SOT 커뮤니티의 또 다른 뛰어난 분야는 대규모 offline training data와 end-to-end learning strategy으로부터 이점을 얻는 Siamese-based methods [2, 24, 32, 53, 31]이다.
- SiameseFC [2]는 Siamese framework의 이점을 노출하여 추적 작업을 template and search patches의 유사성 일치 과정으로 공식화했다.
- SiameseFC를 베이스라인으로, DSiam [24]는 물체 외관 변화와 배경 간섭을 효과적으로 처리하기 위해 제안되었다.
- RPN [40]에서 영감을 받아 SiamRPN [32]는 추적을 두개의 하위 작업으로 간주하여 각각 분류 및 회귀 분기를 적용했다.
- DaSiamRPN [53]은 새로운 distractor-aware module과 effective sampling strategy를 도입하여 robustness를 더욱 증진시켰다.
최근에는 매우 심층적인 네트워크를 백본으로 채택할 가능성이 광범위하게 활용 [31]되고 있지만 효율성은 크게 희생되고 있다.
- 분명히 RPN-based 추적기 [32, 53, 31] 효과적인 추적 전략을 제공한다.
- 그러나 anchor와 관련된 하이퍼파라미터는 추적기의 일반화를 크게 감소시킨다.
- 이러한 단점을 제거하기 위해 anchor-free 방법이 제안된다. [23, 8]

3) 기존연구와 본 논문의 차이점 및 특징

Siamese-based 추적기에서 robust feature은 추적 성능에 중요한 영향을 미친다.
- 그러나 AlexNet [30]과 같은 lightweight backbone을 가진 추적기 [2, 32, 53, 18]은 global context의 부족으로 어려움을 겪고
- ResNet [25]과 같은 deep CNN을 활용하는 추적기 [31, 8, 23]은 UAV의 real-time requirements와 거리가 멀다.
시각적 추적 [31, 16]에서 multi-level features을 탐색하기 위해 여러 연구가 제안되었지만, mobile platforms에서는 감당할 수 없는 번거로운 계산을 불가피하게 도입한다.
이와는 달리, 본 연구는 효과적이고 효율적인 multi-level feature fusion을 위한 brand-new lightweight hierarchical feature transformer (HiFT)를 제안하여 강력한 항공 추적을 효율적으로 달성한다.

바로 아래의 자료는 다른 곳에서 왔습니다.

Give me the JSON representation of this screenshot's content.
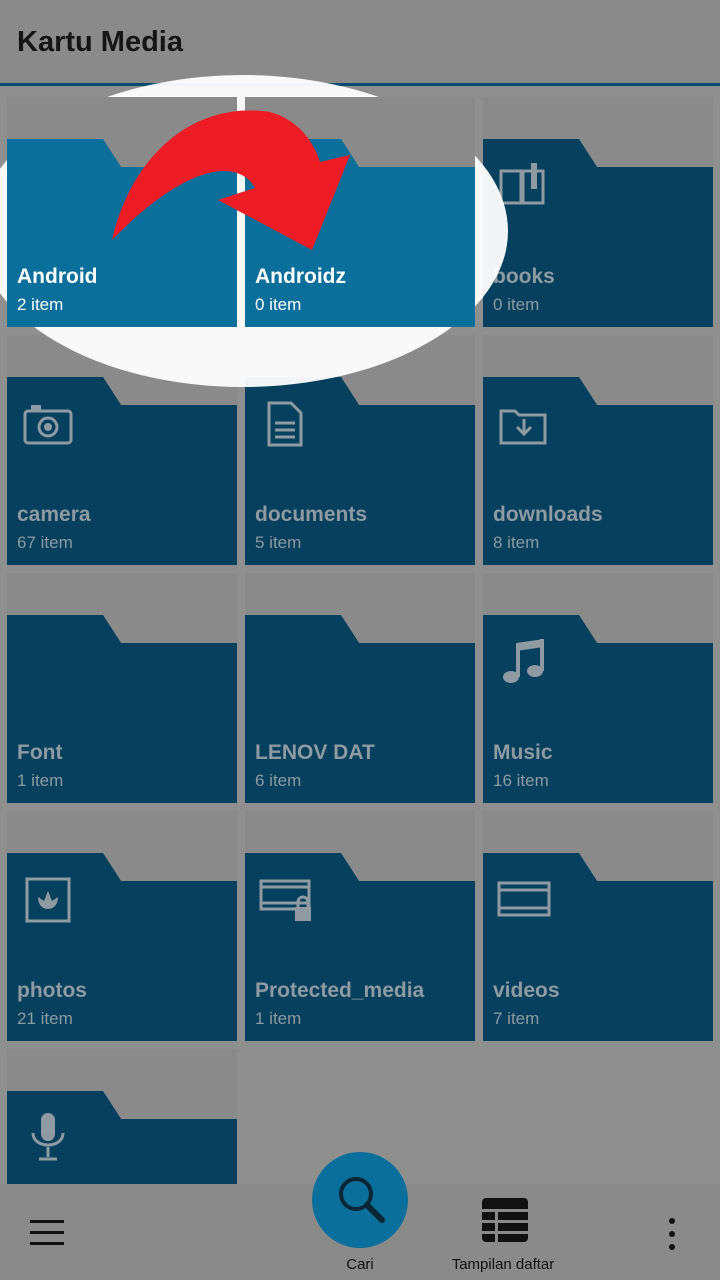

3.2. Transformer in Computer Vision

1) Transformer의 확장

[1]에서 attention 매커니즘을 기반으로 기계 번역을 위한 트랜스포머를 제일 처음으로 제안했다.
high representation ability를 활용하여, 트랜스포머 구조는 video captioning [51], image enhancement [47], pose estimation [27]과 같은 컴퓨터 비전 영역으로 확장된다.
- DETR [7]가 object detection에서 transformer 연구를 시작한 후,
- deformable DETR [52]는 효율적인 수렴을 위한 deformable attention module을 제안하여 Transformer와 CNN의 조합에 대한 영감을 제공했다.
- 일부 연구는 multi-object tracking에 트랜스포머를 도입하려고 시도했고 유망한 성능을 달성했지만 [38], SOT에서의 트랜스포머의 연구는 아직까지 차단되어 있다.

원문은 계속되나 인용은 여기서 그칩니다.